And that raises a question about Trump’s Republican establishment: What does it stand for? How does Trump decide which candidates to endorse or oppose?
His remarks in Wyoming indicate three guiding principles. The first is personal loyalty to Donald J. Trump. Cheney’s cardinal offense, as described by Trump, was “going after your president” for inciting the January 6th attack. Toomey’s offense, similarly, was that “he raised his hand to impeach me” over the insurrection.

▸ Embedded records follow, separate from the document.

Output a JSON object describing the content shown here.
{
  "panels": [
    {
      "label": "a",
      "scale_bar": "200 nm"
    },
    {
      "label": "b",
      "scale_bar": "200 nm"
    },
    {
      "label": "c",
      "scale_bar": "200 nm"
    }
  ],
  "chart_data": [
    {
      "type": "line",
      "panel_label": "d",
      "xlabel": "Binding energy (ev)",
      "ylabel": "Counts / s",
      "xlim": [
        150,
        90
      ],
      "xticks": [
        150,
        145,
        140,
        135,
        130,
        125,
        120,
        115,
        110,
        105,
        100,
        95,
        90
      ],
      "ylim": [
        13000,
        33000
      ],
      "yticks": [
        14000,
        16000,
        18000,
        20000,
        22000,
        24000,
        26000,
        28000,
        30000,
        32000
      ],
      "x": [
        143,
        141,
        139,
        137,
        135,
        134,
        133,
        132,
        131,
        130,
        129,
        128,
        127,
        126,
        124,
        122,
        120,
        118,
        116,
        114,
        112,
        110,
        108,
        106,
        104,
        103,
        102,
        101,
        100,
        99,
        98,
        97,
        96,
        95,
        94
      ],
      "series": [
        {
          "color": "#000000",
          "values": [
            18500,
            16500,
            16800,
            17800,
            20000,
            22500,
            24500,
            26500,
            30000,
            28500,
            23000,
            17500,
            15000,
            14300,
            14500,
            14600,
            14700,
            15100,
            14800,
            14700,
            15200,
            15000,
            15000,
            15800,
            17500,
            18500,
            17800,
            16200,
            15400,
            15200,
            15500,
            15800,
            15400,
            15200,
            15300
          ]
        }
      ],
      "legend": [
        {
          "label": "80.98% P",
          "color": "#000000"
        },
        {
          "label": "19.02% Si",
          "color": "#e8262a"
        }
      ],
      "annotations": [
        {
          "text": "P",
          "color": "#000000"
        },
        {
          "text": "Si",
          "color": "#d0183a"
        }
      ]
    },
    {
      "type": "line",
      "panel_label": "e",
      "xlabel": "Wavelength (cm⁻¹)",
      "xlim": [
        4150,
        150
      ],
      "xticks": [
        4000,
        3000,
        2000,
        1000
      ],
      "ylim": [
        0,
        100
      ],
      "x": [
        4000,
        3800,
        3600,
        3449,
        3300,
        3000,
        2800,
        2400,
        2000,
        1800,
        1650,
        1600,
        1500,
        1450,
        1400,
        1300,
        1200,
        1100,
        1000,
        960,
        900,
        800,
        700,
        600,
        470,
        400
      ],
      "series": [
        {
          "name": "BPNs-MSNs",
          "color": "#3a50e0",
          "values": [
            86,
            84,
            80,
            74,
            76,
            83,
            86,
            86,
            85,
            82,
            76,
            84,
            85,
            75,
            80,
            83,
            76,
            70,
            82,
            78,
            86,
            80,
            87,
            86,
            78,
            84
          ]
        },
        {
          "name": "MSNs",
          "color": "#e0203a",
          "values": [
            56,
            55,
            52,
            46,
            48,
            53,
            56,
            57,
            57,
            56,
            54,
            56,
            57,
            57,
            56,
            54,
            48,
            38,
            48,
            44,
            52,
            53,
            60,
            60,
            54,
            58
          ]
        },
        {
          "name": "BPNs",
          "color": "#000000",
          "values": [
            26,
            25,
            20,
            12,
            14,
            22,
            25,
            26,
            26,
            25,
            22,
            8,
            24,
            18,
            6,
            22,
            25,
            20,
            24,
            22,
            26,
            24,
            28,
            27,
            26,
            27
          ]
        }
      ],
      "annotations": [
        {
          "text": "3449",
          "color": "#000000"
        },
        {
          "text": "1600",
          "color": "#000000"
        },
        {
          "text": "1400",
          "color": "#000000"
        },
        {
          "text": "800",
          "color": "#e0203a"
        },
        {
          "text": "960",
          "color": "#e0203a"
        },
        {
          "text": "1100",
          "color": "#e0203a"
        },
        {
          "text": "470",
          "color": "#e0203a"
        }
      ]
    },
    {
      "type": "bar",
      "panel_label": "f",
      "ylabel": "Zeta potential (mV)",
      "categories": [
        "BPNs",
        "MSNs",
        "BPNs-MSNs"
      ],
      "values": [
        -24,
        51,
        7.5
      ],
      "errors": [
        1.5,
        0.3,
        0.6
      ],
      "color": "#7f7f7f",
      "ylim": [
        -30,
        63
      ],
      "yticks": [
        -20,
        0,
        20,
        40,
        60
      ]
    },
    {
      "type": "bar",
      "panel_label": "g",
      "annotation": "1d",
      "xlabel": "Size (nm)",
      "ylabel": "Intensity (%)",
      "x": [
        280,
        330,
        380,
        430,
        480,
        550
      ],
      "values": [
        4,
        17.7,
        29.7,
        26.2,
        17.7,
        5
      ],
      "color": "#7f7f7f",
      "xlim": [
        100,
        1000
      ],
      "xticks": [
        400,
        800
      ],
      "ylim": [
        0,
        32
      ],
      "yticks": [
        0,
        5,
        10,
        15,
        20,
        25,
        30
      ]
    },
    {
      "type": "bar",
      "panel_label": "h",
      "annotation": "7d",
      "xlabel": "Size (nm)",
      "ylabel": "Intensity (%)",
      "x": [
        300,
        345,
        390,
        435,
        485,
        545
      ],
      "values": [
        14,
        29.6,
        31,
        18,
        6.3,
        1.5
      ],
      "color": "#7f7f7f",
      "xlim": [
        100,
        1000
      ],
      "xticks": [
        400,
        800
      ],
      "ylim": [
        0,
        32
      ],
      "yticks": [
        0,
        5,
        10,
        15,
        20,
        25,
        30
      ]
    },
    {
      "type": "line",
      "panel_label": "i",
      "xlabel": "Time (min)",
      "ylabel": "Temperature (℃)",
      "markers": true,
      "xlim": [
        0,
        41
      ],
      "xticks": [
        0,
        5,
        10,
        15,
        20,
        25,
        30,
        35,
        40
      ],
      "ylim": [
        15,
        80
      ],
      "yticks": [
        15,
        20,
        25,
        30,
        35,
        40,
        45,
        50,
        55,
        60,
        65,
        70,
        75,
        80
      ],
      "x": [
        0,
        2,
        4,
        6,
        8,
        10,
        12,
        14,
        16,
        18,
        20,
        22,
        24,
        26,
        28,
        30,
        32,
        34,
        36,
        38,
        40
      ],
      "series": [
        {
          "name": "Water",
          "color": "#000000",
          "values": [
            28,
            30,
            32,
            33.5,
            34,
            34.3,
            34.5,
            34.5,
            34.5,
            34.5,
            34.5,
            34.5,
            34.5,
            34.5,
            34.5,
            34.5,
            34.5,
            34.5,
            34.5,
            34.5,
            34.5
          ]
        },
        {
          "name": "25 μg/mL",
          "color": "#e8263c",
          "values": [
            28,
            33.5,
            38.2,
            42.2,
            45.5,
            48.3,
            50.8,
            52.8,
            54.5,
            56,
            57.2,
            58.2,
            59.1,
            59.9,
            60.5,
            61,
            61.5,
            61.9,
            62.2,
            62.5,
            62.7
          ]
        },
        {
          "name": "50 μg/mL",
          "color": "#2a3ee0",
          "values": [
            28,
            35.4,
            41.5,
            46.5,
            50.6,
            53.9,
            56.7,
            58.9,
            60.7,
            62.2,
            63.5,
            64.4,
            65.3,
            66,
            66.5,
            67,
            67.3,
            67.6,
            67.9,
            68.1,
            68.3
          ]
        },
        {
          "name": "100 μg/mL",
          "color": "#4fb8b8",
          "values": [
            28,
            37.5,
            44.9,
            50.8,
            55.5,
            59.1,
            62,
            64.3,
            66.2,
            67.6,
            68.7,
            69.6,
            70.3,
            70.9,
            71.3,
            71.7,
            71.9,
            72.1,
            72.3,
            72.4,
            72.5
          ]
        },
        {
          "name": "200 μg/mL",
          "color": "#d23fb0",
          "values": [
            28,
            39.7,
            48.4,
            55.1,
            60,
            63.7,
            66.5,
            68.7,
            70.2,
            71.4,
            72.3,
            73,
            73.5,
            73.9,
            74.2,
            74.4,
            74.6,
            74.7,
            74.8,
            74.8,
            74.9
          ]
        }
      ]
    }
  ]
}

Trump’s second principle is defending corruption. In 2009, President George W. Bush refused to pardon Dick Cheney’s former chief of staff, Scooter Libby, who had been convicted of perjury. Bush concluded that Libby had lied to prosecutors and that it would be wrong to let him off the hook. Trump, who had no such scruples, pardoned Libby nine years later. On Saturday, at the Wyoming rally, Trump scorned Bush for failing to use the pardon power to pay back Libby, whom Trump described as the Bush administration’s “protector.”
Third, Trump doesn’t cotton to people—such as Cheney—who oppose Vladimir Putin’s Russia. Instead he defends candidates such as J.D. Vance, Madison Cawthorn, and Marjorie Taylor Greene, who spout Russian propaganda and oppose military aid to Ukraine.